MLB does not want people to know this story exists. This is MLB's main webpage, today at 3:00 PM (ET):

(MLB.com website)

Tom Keegan, Boston Herald:
In 2001, the Wall Street Journal's Joshua Prager rocked the world with a report that [Bobby Thomson, who hit a National-League-pennant-winning home run in 1951, may have been aided by stealth] technology. The method of cheating, detailed in Prager's book, The Echoing Green, involved the Giants installing a powerful telescope in center field in the Polo Grounds, and pointing it at the opposing team's catcher. A buzz signal electronically was sent to the Giants' bullpen to indicate what pitch was coming. The players in the bullpen relayed body signals to the hitters, at least those who wanted to know. Did Thomson cheat on his historic homer?
It's a fascinating story, but of course the Giants were cheating, though Thomson (supposedly) was one of the hitters who did not want to know what pitches were coming. And there is a reason why the 1951 Giants' scheme was not publicly known for decades. It was blatantly against the rules.

I was reading the SoSH thread about the allegations against the Red Sox last night. Most, if not all, of the posters believed the Red Sox story was much ado about nothing, it's different from the Astros' trashcan banging, and everyone does it:
Way less egregious ... small potatoes ... far less egregious than what the Astros were doing ... a less worse form of cheating ... a close look at any professional sports team is going to unveil something sketchy going on ... Most of the league is trying to gain a competitive advantage...Who cares ...

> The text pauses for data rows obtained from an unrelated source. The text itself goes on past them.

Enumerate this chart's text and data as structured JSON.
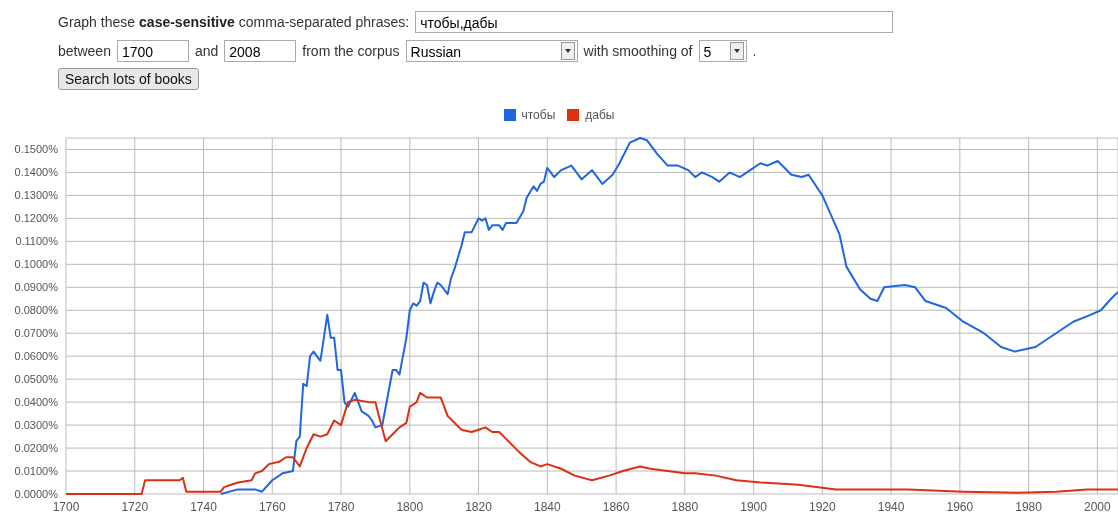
{
  "chart_data": {
    "type": "line",
    "annotations": [
      "Graph these",
      "case-sensitive",
      "comma-separated phrases:",
      "чтобы,дабы",
      "between",
      "1700",
      "and",
      "2008",
      "from the corpus",
      "Russian",
      "with smoothing of",
      "5",
      ".",
      "Search lots of books"
    ],
    "series": [
      {
        "name": "чтобы",
        "color": "#1f66e0",
        "x": [
          1745,
          1750,
          1755,
          1757,
          1760,
          1763,
          1766,
          1767,
          1768,
          1769,
          1770,
          1771,
          1772,
          1774,
          1775,
          1776,
          1777,
          1778,
          1779,
          1780,
          1781,
          1782,
          1784,
          1786,
          1788,
          1789,
          1790,
          1792,
          1793,
          1795,
          1796,
          1797,
          1799,
          1800,
          1801,
          1802,
          1803,
          1804,
          1805,
          1806,
          1807,
          1808,
          1809,
          1811,
          1812,
          1813,
          1815,
          1816,
          1818,
          1820,
          1821,
          1822,
          1823,
          1824,
          1826,
          1827,
          1828,
          1830,
          1831,
          1833,
          1834,
          1836,
          1837,
          1838,
          1839,
          1840,
          1842,
          1844,
          1847,
          1850,
          1853,
          1856,
          1859,
          1861,
          1864,
          1867,
          1869,
          1872,
          1875,
          1878,
          1881,
          1883,
          1885,
          1888,
          1890,
          1893,
          1896,
          1899,
          1902,
          1904,
          1907,
          1911,
          1914,
          1916,
          1920,
          1925,
          1927,
          1931,
          1934,
          1936,
          1938,
          1944,
          1947,
          1950,
          1956,
          1961,
          1967,
          1972,
          1976,
          1982,
          1987,
          1993,
          1998,
          2001,
          2004,
          2006
        ],
        "values": [
          0,
          0.002,
          0.002,
          0.001,
          0.006,
          0.009,
          0.01,
          0.023,
          0.025,
          0.048,
          0.047,
          0.06,
          0.062,
          0.058,
          0.068,
          0.078,
          0.068,
          0.068,
          0.054,
          0.054,
          0.04,
          0.038,
          0.044,
          0.036,
          0.034,
          0.032,
          0.029,
          0.03,
          0.038,
          0.054,
          0.054,
          0.052,
          0.068,
          0.08,
          0.083,
          0.082,
          0.084,
          0.092,
          0.091,
          0.083,
          0.088,
          0.092,
          0.091,
          0.087,
          0.094,
          0.098,
          0.108,
          0.114,
          0.114,
          0.12,
          0.119,
          0.12,
          0.115,
          0.117,
          0.117,
          0.115,
          0.118,
          0.118,
          0.118,
          0.123,
          0.129,
          0.134,
          0.132,
          0.135,
          0.136,
          0.142,
          0.138,
          0.141,
          0.143,
          0.137,
          0.141,
          0.135,
          0.139,
          0.144,
          0.153,
          0.155,
          0.154,
          0.148,
          0.143,
          0.143,
          0.141,
          0.138,
          0.14,
          0.138,
          0.136,
          0.14,
          0.138,
          0.141,
          0.144,
          0.143,
          0.145,
          0.139,
          0.138,
          0.139,
          0.13,
          0.113,
          0.099,
          0.089,
          0.085,
          0.084,
          0.09,
          0.091,
          0.09,
          0.084,
          0.081,
          0.075,
          0.07,
          0.064,
          0.062,
          0.064,
          0.069,
          0.075,
          0.078,
          0.08,
          0.085,
          0.088
        ]
      },
      {
        "name": "дабы",
        "color": "#dc3012",
        "x": [
          1700,
          1722,
          1723,
          1733,
          1734,
          1735,
          1745,
          1746,
          1748,
          1750,
          1754,
          1755,
          1757,
          1759,
          1762,
          1764,
          1766,
          1768,
          1770,
          1772,
          1774,
          1776,
          1778,
          1780,
          1782,
          1784,
          1788,
          1790,
          1791,
          1793,
          1795,
          1797,
          1799,
          1800,
          1802,
          1803,
          1805,
          1809,
          1811,
          1813,
          1815,
          1818,
          1820,
          1822,
          1824,
          1826,
          1828,
          1832,
          1835,
          1838,
          1840,
          1844,
          1848,
          1853,
          1858,
          1862,
          1867,
          1870,
          1875,
          1880,
          1883,
          1889,
          1895,
          1902,
          1913,
          1924,
          1931,
          1945,
          1961,
          1977,
          1988,
          1997,
          2006
        ],
        "values": [
          0,
          0,
          0.006,
          0.006,
          0.007,
          0.001,
          0.001,
          0.003,
          0.004,
          0.005,
          0.006,
          0.009,
          0.01,
          0.013,
          0.014,
          0.016,
          0.016,
          0.012,
          0.02,
          0.026,
          0.025,
          0.026,
          0.032,
          0.03,
          0.04,
          0.041,
          0.04,
          0.04,
          0.034,
          0.023,
          0.026,
          0.029,
          0.031,
          0.038,
          0.04,
          0.044,
          0.042,
          0.042,
          0.034,
          0.031,
          0.028,
          0.027,
          0.028,
          0.029,
          0.027,
          0.027,
          0.024,
          0.018,
          0.014,
          0.012,
          0.013,
          0.011,
          0.008,
          0.006,
          0.008,
          0.01,
          0.012,
          0.011,
          0.01,
          0.009,
          0.009,
          0.008,
          0.006,
          0.005,
          0.004,
          0.002,
          0.002,
          0.002,
          0.001,
          0.0005,
          0.001,
          0.002,
          0.002
        ]
      }
    ],
    "xlim": [
      1700,
      2006
    ],
    "xticks": [
      1700,
      1720,
      1740,
      1760,
      1780,
      1800,
      1820,
      1840,
      1860,
      1880,
      1900,
      1920,
      1940,
      1960,
      1980,
      2000
    ],
    "ylim": [
      0,
      0.155
    ],
    "yticks": [
      {
        "value": 0,
        "label": "0.0000%"
      },
      {
        "value": 0.01,
        "label": "0.0100%"
      },
      {
        "value": 0.02,
        "label": "0.0200%"
      },
      {
        "value": 0.03,
        "label": "0.0300%"
      },
      {
        "value": 0.04,
        "label": "0.0400%"
      },
      {
        "value": 0.05,
        "label": "0.0500%"
      },
      {
        "value": 0.06,
        "label": "0.0600%"
      },
      {
        "value": 0.07,
        "label": "0.0700%"
      },
      {
        "value": 0.08,
        "label": "0.0800%"
      },
      {
        "value": 0.09,
        "label": "0.0900%"
      },
      {
        "value": 0.1,
        "label": "0.1000%"
      },
      {
        "value": 0.11,
        "label": "0.1100%"
      },
      {
        "value": 0.12,
        "label": "0.1200%"
      },
      {
        "value": 0.13,
        "label": "0.1300%"
      },
      {
        "value": 0.14,
        "label": "0.1400%"
      },
      {
        "value": 0.15,
        "label": "0.1500%"
      }
    ],
    "grid": true,
    "legend": "top",
    "marker": "none",
    "line_style": "solid"
  }
}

In baseball, especially, sign stealing is as old as the game. Every team does it. Every. Single. Team. ... The etiquette seems to be that so long as you are clever and discreet about it, no one makes a stink. But if you are overtly flaunting your efforts (with the dugout banging to signal offspeed pitches, or if you show up on the mound with pine tar slathered on your neck) you're going to get called out for it. To a great extent, this entire "scandal" feels very much like baseball's involvement with PEDs. It was tolerated and even encouraged for decades until it became so glaring (in terms of the changes to players appearances and the assault on the record book) that MLB had to do something.
That second paragraph is one person's comment (as opposed to six in the first paragraph) and I probably shouldn't single it out, but I'm dismayed at its paucity of logic.

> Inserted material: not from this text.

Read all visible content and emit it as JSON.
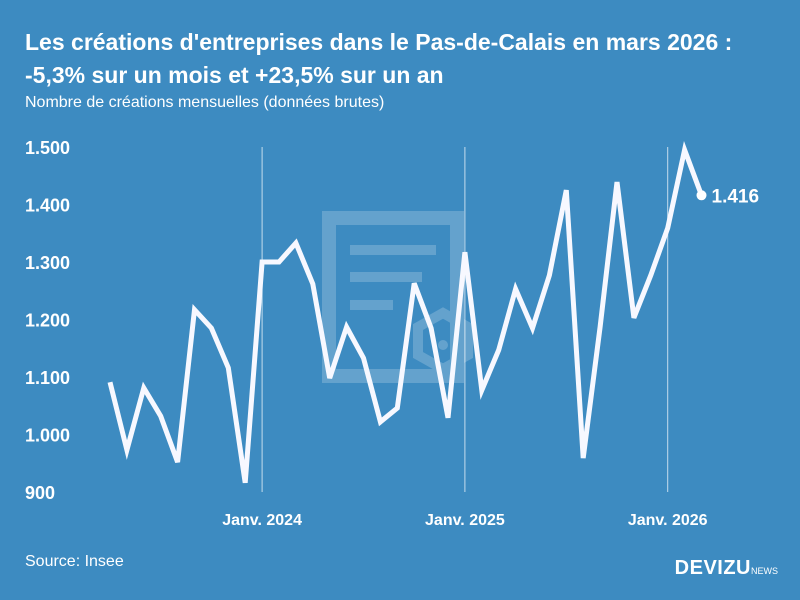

If a team is clever about cheating, it's quietly acknowledged and allowed? What constitutes "clever" cheating as opposed to "mildly intelligent" cheating? What behaviour lies just over the line into "overtly flaunting"? Would "average flaunting" of the rules make "a stink"? Is all of this written down somewhere? A pitcher can use pine tar as long as it's not slathered on his neck? That's like saying baseball has no problem with the fact that all umpires are blowing calls as long as most fans don't notice it. (Actually, that has been MLB's attitude — and it sucks.) Baseball tolerated PEDs, and for a very long time, but the assumption that the leagues would have continued turning a blind eye if fewer (or different) records were broken ...?

I think all of these posters were desperate to make a distinction because it was Boston's behaviour that had come under scrutiny. And, frankly, I expect a higher level of discourse and honesty from SoSH. If the Yankees had won the World Series two years ago and been accused of this activity during that season — for both home and road games — I have an inkling the reaction would have been somewhat different.

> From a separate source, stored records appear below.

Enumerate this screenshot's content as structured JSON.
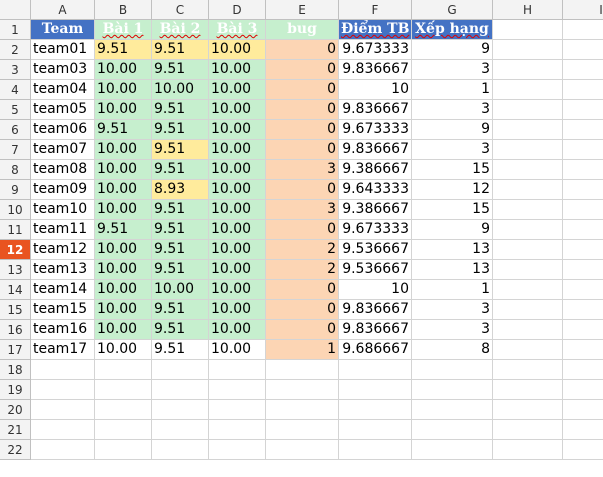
{
  "columns": [
    "A",
    "B",
    "C",
    "D",
    "E",
    "F",
    "G",
    "H",
    "I"
  ],
  "row_numbers": [
    "1",
    "2",
    "3",
    "4",
    "5",
    "6",
    "7",
    "8",
    "9",
    "10",
    "11",
    "12",
    "13",
    "14",
    "15",
    "16",
    "17",
    "18",
    "19",
    "20",
    "21",
    "22"
  ],
  "active_row": "12",
  "colors": {
    "header_blue": "#4472c4",
    "score_green": "#c6efce",
    "yellow": "#ffeb9c",
    "bug_orange": "#fcd5b4",
    "active_row_header": "#e95420"
  },
  "table": {
    "headers": [
      "Team",
      "Bài 1",
      "Bài 2",
      "Bài 3",
      "bug",
      "Điểm TB",
      "Xếp hạng"
    ],
    "rows": [
      [
        "team01",
        "9.51",
        "9.51",
        "10.00",
        "0",
        "9.673333",
        "9"
      ],
      [
        "team03",
        "10.00",
        "9.51",
        "10.00",
        "0",
        "9.836667",
        "3"
      ],
      [
        "team04",
        "10.00",
        "10.00",
        "10.00",
        "0",
        "10",
        "1"
      ],
      [
        "team05",
        "10.00",
        "9.51",
        "10.00",
        "0",
        "9.836667",
        "3"
      ],
      [
        "team06",
        "9.51",
        "9.51",
        "10.00",
        "0",
        "9.673333",
        "9"
      ],
      [
        "team07",
        "10.00",
        "9.51",
        "10.00",
        "0",
        "9.836667",
        "3"
      ],
      [
        "team08",
        "10.00",
        "9.51",
        "10.00",
        "3",
        "9.386667",
        "15"
      ],
      [
        "team09",
        "10.00",
        "8.93",
        "10.00",
        "0",
        "9.643333",
        "12"
      ],
      [
        "team10",
        "10.00",
        "9.51",
        "10.00",
        "3",
        "9.386667",
        "15"
      ],
      [
        "team11",
        "9.51",
        "9.51",
        "10.00",
        "0",
        "9.673333",
        "9"
      ],
      [
        "team12",
        "10.00",
        "9.51",
        "10.00",
        "2",
        "9.536667",
        "13"
      ],
      [
        "team13",
        "10.00",
        "9.51",
        "10.00",
        "2",
        "9.536667",
        "13"
      ],
      [
        "team14",
        "10.00",
        "10.00",
        "10.00",
        "0",
        "10",
        "1"
      ],
      [
        "team15",
        "10.00",
        "9.51",
        "10.00",
        "0",
        "9.836667",
        "3"
      ],
      [
        "team16",
        "10.00",
        "9.51",
        "10.00",
        "0",
        "9.836667",
        "3"
      ],
      [
        "team17",
        "10.00",
        "9.51",
        "10.00",
        "1",
        "9.686667",
        "8"
      ]
    ]
  }
}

For me, it comes down to this: A player may not agree with some of the rules of his sport, they may make no common sense, they may even be repealed in the future, but abiding by these rules is a requirement of playing the game. He might think he should be able to take PEDs, it's his body, etc. The rule against PEDs is arbitrary, for sure; it's not a law applicable to the general public. But one of the unambiguous rules of professional baseball is taking them is not allowed. If the rule book of your sport says "X is illegal", if you do X and are caught, you should not be surprised if you are punished.